De 2016 à 2017, Ronald Cyrille est l’un des quatre artistes composant l’exposition itinérante dénommée “Carré d’Art” mise en place par l’Institut de Coopération Franco-Caraïbe (ICFC). L’an dernier, avec José Man Lius, Daniel Dabriou et Diane Hugé, l’artiste-peintre expose ses tableaux pendant un mois au Old Mill Cultural Centre de Roseau en Dominique et pendant un mois et demi à la Maison du Gouverneur à Saint John’s à Antigue. “J’ai rencontré avec beaucoup de plaisir Earl Darius Etienne qui est l’un des grands peintres dominicais; à Antigue et en Dominique, nous avons été bien accueillis, il y a eu un véritable intérêt pour notre travail et ce voyage a permis de situer la Guadeloupe“, selon lui.

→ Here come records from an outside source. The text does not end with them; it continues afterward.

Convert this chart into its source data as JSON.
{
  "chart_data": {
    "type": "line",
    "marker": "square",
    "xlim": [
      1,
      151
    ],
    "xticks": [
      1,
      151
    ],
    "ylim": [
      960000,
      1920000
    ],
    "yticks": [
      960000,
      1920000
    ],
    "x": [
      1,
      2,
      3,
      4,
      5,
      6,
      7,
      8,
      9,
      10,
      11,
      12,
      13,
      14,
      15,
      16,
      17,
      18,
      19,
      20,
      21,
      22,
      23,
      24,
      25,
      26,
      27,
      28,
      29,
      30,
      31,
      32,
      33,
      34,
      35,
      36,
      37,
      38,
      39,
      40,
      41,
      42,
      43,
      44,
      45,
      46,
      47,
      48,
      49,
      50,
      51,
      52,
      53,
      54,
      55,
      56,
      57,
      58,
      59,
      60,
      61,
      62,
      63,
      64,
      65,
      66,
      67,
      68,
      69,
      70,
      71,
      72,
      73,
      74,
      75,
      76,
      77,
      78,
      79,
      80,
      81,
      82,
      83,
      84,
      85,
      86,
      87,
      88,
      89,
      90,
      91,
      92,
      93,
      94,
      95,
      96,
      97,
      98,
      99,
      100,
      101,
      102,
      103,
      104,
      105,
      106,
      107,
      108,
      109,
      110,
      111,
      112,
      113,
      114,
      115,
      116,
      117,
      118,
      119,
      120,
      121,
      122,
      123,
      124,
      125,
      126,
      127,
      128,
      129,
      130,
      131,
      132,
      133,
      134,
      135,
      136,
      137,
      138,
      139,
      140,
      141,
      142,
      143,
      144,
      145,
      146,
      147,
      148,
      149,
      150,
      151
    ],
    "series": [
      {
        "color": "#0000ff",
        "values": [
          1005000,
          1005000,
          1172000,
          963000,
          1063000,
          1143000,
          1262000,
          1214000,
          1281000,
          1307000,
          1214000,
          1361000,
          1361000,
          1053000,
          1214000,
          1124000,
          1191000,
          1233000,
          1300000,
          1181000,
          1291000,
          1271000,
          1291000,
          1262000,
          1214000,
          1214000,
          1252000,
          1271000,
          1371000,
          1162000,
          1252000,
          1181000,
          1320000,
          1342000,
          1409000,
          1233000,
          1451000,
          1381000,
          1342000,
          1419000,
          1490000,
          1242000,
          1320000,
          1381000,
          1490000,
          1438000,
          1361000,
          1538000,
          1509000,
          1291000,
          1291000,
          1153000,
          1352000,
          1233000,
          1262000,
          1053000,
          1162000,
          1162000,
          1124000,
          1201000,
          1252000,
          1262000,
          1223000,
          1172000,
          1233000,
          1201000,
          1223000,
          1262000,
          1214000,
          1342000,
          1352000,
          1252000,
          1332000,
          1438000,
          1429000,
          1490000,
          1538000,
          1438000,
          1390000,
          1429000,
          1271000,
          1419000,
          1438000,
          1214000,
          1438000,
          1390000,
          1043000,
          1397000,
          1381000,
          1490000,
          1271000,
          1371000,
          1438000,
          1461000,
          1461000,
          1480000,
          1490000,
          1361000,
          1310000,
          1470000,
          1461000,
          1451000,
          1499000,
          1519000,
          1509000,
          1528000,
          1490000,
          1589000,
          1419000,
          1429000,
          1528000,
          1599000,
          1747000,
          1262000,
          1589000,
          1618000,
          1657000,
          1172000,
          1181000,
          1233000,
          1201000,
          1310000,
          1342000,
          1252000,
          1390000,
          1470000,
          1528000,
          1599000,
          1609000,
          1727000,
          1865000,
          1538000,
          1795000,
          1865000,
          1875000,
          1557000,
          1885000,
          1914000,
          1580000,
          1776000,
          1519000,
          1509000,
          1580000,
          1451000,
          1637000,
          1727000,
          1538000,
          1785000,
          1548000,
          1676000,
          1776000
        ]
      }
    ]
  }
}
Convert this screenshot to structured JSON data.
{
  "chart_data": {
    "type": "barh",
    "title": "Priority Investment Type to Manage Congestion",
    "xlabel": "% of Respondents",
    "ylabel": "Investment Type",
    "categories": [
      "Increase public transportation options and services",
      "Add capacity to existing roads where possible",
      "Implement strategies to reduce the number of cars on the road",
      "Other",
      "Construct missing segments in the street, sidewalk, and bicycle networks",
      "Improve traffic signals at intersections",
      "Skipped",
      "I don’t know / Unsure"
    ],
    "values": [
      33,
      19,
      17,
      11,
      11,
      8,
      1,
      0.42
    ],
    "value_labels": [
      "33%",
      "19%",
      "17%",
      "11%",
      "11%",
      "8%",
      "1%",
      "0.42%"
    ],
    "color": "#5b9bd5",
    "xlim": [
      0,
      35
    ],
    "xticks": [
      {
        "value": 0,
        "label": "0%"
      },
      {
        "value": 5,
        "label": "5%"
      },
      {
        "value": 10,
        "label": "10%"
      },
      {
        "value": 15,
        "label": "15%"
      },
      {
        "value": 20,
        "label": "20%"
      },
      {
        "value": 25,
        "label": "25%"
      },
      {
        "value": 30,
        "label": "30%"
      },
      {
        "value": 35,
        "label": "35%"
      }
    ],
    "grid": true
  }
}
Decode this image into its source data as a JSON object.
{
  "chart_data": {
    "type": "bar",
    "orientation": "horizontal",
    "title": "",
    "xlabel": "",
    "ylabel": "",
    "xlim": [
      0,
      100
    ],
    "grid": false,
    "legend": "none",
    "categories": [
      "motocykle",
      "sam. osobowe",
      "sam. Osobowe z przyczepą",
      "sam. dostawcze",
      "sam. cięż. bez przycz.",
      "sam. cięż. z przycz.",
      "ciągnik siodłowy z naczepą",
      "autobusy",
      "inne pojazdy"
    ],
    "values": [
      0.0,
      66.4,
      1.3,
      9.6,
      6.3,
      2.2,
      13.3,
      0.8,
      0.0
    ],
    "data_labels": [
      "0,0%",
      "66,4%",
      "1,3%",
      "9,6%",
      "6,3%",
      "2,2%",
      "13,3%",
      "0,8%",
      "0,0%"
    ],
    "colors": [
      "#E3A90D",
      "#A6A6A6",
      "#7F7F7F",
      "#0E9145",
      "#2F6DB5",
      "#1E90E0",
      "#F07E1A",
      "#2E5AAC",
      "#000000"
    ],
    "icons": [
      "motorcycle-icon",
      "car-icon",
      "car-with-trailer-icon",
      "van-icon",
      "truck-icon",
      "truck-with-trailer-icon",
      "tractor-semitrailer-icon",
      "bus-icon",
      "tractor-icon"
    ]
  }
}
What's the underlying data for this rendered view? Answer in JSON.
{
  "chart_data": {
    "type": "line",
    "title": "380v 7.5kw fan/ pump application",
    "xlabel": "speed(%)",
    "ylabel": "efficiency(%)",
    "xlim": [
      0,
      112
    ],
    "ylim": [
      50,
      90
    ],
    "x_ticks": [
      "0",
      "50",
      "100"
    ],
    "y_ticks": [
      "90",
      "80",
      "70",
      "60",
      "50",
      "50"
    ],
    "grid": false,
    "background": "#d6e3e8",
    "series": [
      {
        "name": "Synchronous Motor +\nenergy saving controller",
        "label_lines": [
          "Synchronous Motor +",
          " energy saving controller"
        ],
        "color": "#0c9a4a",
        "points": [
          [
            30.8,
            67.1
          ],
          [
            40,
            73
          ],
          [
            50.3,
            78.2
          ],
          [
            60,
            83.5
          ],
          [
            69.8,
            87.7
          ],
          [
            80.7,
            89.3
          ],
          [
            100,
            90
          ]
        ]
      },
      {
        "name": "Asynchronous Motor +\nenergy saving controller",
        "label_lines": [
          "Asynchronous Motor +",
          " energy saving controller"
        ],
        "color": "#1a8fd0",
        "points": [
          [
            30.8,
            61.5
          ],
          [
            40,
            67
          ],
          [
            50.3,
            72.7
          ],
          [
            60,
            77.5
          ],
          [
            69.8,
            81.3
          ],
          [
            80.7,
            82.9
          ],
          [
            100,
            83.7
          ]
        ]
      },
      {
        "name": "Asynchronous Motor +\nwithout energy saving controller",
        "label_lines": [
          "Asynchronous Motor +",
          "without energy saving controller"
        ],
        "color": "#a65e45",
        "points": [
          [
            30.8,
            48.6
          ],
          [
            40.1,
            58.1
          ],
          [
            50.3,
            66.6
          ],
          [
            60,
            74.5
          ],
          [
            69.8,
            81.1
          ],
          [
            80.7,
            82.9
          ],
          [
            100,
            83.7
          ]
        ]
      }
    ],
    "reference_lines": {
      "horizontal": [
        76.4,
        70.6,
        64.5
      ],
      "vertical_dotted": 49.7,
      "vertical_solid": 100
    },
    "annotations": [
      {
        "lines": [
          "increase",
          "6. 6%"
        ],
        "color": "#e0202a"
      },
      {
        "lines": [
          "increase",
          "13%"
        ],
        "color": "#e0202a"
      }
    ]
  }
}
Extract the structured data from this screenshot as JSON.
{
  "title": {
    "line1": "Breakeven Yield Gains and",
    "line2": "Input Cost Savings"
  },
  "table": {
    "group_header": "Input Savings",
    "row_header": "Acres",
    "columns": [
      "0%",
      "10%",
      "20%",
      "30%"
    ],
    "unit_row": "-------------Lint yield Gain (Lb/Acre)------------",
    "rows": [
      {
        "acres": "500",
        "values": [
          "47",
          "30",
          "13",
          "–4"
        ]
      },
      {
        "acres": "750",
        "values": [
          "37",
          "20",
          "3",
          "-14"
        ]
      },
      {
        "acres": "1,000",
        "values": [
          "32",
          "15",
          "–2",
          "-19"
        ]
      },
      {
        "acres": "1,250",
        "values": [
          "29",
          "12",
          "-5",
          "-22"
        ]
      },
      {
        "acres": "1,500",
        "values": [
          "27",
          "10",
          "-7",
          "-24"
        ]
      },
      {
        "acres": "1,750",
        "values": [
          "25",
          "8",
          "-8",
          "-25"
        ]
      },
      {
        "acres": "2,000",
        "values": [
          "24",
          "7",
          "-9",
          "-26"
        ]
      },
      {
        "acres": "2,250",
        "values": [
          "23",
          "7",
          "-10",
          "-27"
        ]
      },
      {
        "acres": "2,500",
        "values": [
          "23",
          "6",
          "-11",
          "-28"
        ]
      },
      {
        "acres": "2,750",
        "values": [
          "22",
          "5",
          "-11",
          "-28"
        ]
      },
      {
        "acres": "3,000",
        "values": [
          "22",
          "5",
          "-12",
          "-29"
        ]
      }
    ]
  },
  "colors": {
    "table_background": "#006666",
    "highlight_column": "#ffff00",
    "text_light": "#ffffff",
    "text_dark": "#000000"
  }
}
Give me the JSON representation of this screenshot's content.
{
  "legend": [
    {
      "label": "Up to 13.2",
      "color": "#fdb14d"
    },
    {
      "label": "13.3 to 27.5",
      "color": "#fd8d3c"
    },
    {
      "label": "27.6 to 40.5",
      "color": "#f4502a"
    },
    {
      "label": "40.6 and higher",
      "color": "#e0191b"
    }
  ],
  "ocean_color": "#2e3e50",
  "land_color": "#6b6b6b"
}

Depuis le 21 février et jusqu’au 12 mai, ses oeuvres sont, pour la deuxième fois, exposées à la Maison des Arts de Bagneux dans la région parisienne. D’autres artistes comme Hervé Télémaque d’Haïti, Anabell Guerrero du Venezuela et Alex Burke de la Martinique participent aussi à cette exposition collective intitulée “Mémoire Caraïbe”.
Il est clair que Ronald Cyrille, le “Black Bird”, est un ambassadeur de la Guadeloupe, il serait maintenant nécessaire qu’il soit davantage reconnu localement afin qu’il vive de son art.